Wenn ich jetzt an einer anderen Stelle setText mit einem längeren Text aufrufe, wird der Text abgeschnitten.


----------



## mikachu (18. Jul 2007)

hast du nen layoutmanager?
wenn ja, kümmert der sich drum
wenn nein, bau einen ein


----------



## WieselAc (18. Jul 2007)

Hier findest du ein recht brauchbares Beispiel, das für Standarddesigns ausreichend sein sollte:

Link


----------



## sutcha (7. Jul 2009)

ich habe auch ein Problem mit abgeschnittenen Labels und komme nicht weiter. Zur Zeit verwende ich das GridLayout und möchte einen Status immer wieder aktualisieren, doch dieser wird dann abgeschnitten.


----------



## Gast2 (7. Jul 2009)

sutcha hat gesagt.:


> ich habe auch ein Problem mit abgeschnittenen Labels und komme nicht weiter.

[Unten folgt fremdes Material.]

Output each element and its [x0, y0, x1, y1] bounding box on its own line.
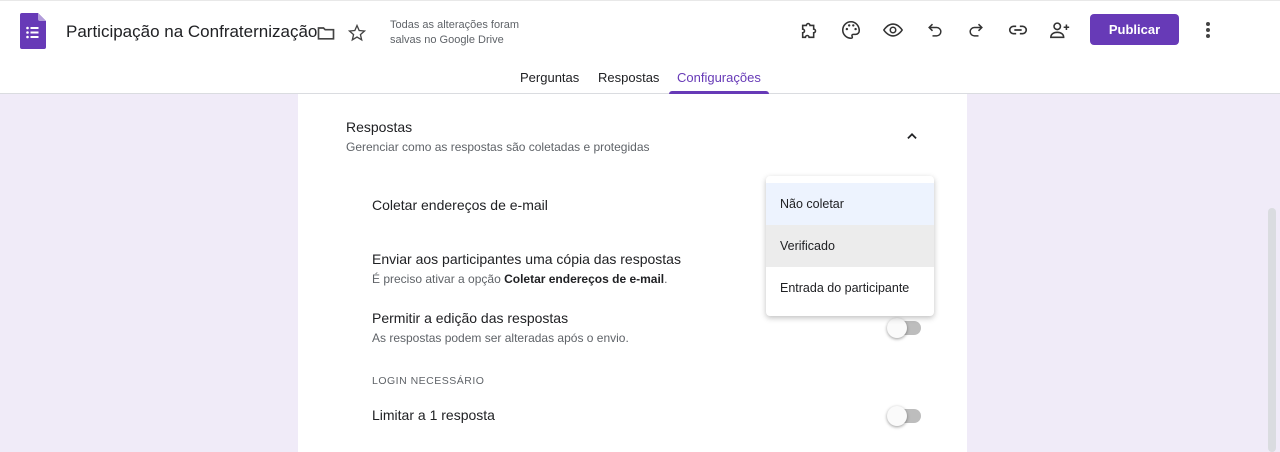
send-copy-hint: É preciso ativar a opção Coletar endereç… — [372, 272, 668, 286]
form-title[interactable]: Participação na Confraternização — [66, 22, 317, 42]
tab-configuracoes[interactable]: Configurações — [677, 70, 761, 85]
option-nao-coletar[interactable]: Não coletar — [766, 183, 934, 225]
allow-edit-toggle[interactable] — [887, 318, 921, 338]
scrollbar[interactable] — [1268, 208, 1276, 452]
section-subtitle: Gerenciar como as respostas são coletada… — [346, 140, 650, 154]
limit-one-label: Limitar a 1 resposta — [372, 407, 495, 423]
app-header: Participação na Confraternização Todas a… — [0, 0, 1280, 94]
forms-logo-icon[interactable] — [20, 13, 46, 49]
preview-eye-icon[interactable] — [881, 18, 905, 42]
more-vert-icon[interactable] — [1196, 18, 1220, 42]
add-collaborator-icon[interactable] — [1048, 18, 1072, 42]
add-ons-puzzle-icon[interactable] — [798, 18, 822, 42]
login-required-heading: LOGIN NECESSÁRIO — [372, 375, 485, 387]
limit-one-toggle[interactable] — [887, 406, 921, 426]
send-copy-label: Enviar aos participantes uma cópia das r… — [372, 251, 681, 267]
chevron-up-icon[interactable] — [900, 124, 924, 148]
option-verificado[interactable]: Verificado — [766, 225, 934, 267]
palette-icon[interactable] — [839, 18, 863, 42]
collect-email-dropdown-menu: Não coletar Verificado Entrada do partic… — [766, 176, 934, 316]
link-icon[interactable] — [1006, 18, 1030, 42]
option-entrada-participante[interactable]: Entrada do participante — [766, 267, 934, 309]
star-icon[interactable] — [345, 21, 369, 45]
allow-edit-label: Permitir a edição das respostas — [372, 310, 569, 326]
collect-email-label: Coletar endereços de e-mail — [372, 197, 548, 213]
allow-edit-hint: As respostas podem ser alteradas após o … — [372, 331, 629, 345]
undo-icon[interactable] — [923, 18, 947, 42]
redo-icon[interactable] — [964, 18, 988, 42]
tab-perguntas[interactable]: Perguntas — [520, 70, 579, 85]
section-title: Respostas — [346, 119, 413, 135]
save-status: Todas as alterações foram salvas no Googl… — [390, 19, 520, 46]
folder-icon[interactable] — [314, 21, 338, 45]
publish-button[interactable]: Publicar — [1090, 14, 1179, 45]
tab-respostas[interactable]: Respostas — [598, 70, 659, 85]
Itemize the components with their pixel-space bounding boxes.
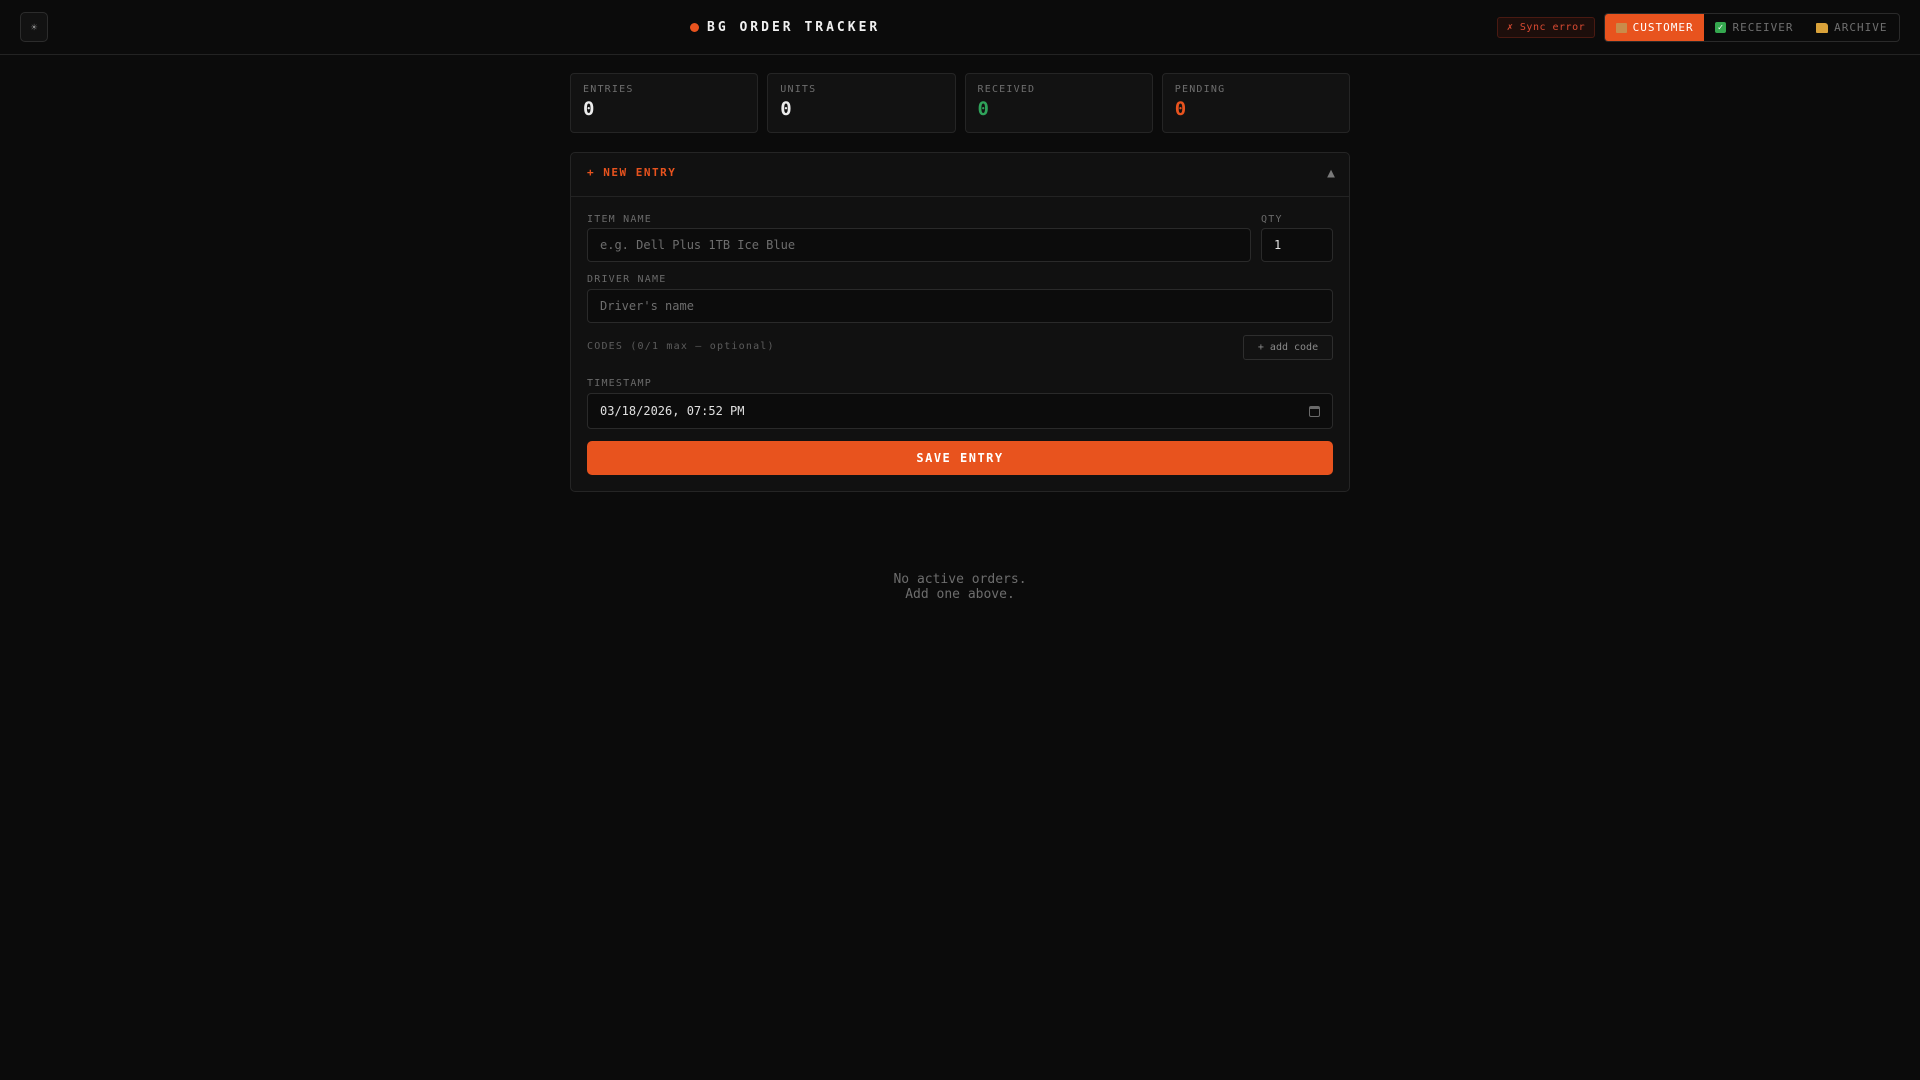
save-entry-button[interactable]: SAVE ENTRY: [587, 441, 1333, 475]
new-entry-panel: + NEW ENTRY ▲ ITEM NAME QTY DRIVER NAME …: [570, 152, 1350, 492]
stat-value: 0: [1174, 98, 1187, 120]
stats-row: ENTRIES 0 UNITS 0 RECEIVED 0 PENDING 0: [570, 73, 1350, 133]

Zur Zeit verwende ich das GridLayout und möchte einen Status immer wieder aktualisieren, doch dieser wird dann abgeschnitten.



Mach ein KSKB...


----------



## sutcha (7. Jul 2009)

hat sich erledigt... beim Erstellen von einem Beispiel hab ich gesehen, dass ich beim Update nicht layout() aufrufe. 
Sorry :S


----------